George W. Bush’s No Child Left Behind (NCLB) legislation was the eighth reauthorization of the ESEA. It is due for a ninth, but the Obama administration considers the Republican-controlled House of Representatives icky and the separation of powers tiresome, so it is dispensing with legislation in favor of coercion — what has been called "coercive federalism." Education Secretary Arne Duncan is offering states waivers from NCLB’s most annoying provisions if the states will accept administration conditions for education policy. The slow-motion but steady submission of primary and secondary education to Washington proceeds in the name of emancipation.
Emancipation, that is, from the lofty idealism of preposterous expectations — NCLB’s loopy decree that by 2014 there will be 100 percent proficiency in reading and math. This incentive to report chimerical progress has produced exactly that: Many states have defined proficiency down so their tests will show more progress than does the National Assessment of Educational Progress, the federal test.
When Duncan warned (exaggeration in the service of supposedly constructive panic) that 82 percent of the nation’s 100,000 public schools could be labeled failures next year, states clamored for relief, which is offered in the form of waivers: Washington’s dictation of education policy through legislation will be waived if states embrace Washington’s dictation of education policy by executive-branch fiat.
Rep. John Kline (R-Minn.), chairman of the Committee on Education and the Workforce, questions the "legal authority to grant conditional waivers in exchange for reforms not authorized by Congress." Sen. Marco Rubio (R-Fla.) is less delicate.
In a letter to Duncan, Rubio tartly says that the rule of law is at risk: "NCLB allows the secretary to grant waivers for existing provisions under the law, but nowhere does the law authorize waivers in exchange for the adoption of administration-preferred policies."

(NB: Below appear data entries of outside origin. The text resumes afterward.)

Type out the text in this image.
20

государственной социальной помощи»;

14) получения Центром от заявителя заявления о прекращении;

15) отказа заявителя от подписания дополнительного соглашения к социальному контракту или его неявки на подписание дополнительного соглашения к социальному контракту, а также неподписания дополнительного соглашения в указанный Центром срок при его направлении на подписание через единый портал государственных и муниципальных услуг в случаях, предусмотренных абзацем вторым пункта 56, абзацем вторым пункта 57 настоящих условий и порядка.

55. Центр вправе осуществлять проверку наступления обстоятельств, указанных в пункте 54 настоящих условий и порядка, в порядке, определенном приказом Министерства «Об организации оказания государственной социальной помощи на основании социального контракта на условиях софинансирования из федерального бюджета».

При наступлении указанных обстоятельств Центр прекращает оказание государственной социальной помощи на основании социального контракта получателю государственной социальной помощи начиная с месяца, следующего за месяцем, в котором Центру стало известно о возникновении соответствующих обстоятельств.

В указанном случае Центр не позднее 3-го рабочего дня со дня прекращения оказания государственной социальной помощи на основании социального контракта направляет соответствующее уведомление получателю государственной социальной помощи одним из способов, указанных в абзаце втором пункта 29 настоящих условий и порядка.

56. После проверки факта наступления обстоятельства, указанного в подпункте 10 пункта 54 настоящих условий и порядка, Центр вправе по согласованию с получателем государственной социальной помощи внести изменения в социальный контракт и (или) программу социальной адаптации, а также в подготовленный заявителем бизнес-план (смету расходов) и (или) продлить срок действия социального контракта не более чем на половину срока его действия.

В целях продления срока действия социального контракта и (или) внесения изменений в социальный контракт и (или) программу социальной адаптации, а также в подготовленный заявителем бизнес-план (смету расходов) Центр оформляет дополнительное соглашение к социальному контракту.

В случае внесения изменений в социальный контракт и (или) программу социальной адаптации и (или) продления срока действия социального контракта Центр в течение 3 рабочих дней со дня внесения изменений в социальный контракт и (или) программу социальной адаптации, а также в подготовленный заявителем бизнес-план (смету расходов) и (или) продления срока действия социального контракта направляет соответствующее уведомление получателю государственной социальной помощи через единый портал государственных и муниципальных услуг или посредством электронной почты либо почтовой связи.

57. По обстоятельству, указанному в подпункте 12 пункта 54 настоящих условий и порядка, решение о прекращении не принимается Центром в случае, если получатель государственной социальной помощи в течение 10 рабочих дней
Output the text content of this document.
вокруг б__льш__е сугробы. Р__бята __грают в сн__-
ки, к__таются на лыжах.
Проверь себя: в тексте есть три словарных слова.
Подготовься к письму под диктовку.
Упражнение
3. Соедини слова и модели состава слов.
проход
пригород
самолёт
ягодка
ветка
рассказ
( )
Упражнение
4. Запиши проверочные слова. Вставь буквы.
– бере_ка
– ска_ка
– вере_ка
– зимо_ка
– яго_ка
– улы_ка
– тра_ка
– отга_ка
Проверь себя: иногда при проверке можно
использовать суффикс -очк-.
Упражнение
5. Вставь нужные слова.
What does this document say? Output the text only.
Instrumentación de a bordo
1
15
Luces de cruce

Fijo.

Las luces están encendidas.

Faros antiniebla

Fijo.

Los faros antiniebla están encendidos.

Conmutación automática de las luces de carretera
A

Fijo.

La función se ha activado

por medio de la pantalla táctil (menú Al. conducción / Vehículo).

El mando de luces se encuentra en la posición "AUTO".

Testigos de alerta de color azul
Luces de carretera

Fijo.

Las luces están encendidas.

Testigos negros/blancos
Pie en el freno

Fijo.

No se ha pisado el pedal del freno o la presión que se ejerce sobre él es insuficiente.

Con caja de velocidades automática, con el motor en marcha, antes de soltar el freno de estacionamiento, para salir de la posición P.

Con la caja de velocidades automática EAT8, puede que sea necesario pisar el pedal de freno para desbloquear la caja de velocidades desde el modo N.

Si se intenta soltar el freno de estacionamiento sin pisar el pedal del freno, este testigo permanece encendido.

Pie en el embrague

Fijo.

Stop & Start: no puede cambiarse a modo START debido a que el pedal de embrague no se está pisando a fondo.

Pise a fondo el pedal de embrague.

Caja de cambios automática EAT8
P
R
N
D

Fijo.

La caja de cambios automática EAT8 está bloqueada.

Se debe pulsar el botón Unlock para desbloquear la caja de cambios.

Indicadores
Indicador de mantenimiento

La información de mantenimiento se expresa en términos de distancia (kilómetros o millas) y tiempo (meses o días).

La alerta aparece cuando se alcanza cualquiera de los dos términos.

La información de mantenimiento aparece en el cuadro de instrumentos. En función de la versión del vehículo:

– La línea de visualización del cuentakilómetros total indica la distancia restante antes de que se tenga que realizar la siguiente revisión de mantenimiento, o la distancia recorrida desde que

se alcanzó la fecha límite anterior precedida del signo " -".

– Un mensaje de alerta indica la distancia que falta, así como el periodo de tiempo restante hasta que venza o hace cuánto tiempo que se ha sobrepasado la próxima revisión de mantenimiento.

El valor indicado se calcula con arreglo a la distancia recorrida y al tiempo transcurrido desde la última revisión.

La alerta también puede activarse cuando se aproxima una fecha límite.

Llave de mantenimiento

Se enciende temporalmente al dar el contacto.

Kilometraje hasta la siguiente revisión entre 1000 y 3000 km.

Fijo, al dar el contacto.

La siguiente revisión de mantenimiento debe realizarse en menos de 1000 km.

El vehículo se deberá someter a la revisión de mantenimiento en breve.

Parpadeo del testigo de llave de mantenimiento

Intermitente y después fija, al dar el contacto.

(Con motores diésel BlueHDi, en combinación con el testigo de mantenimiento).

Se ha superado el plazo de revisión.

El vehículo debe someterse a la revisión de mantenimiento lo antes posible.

Furthermore, Rubio writes, the waivers "would entail states having to adopt a federally approved ‘college and career ready’ curriculum: either the national Common Core curriculum standards, or another federally approved equivalent." Rubio says: "Such activities are unacceptable; they violate three existing laws" that "prohibit the federal government from creating or prescribing a national curriculum."
For the sake of argument, let us, as lawyers say, stipulate that the measures that Duncan’s waivers would make mandatory are the niftiest ideas for education since Socrates sat down on a log with a student. That is beside the point. Two points, actually:
The expansion of federal power inevitably expands executive discretion that marginalizes Congress. And since Taft, we have lived and learned.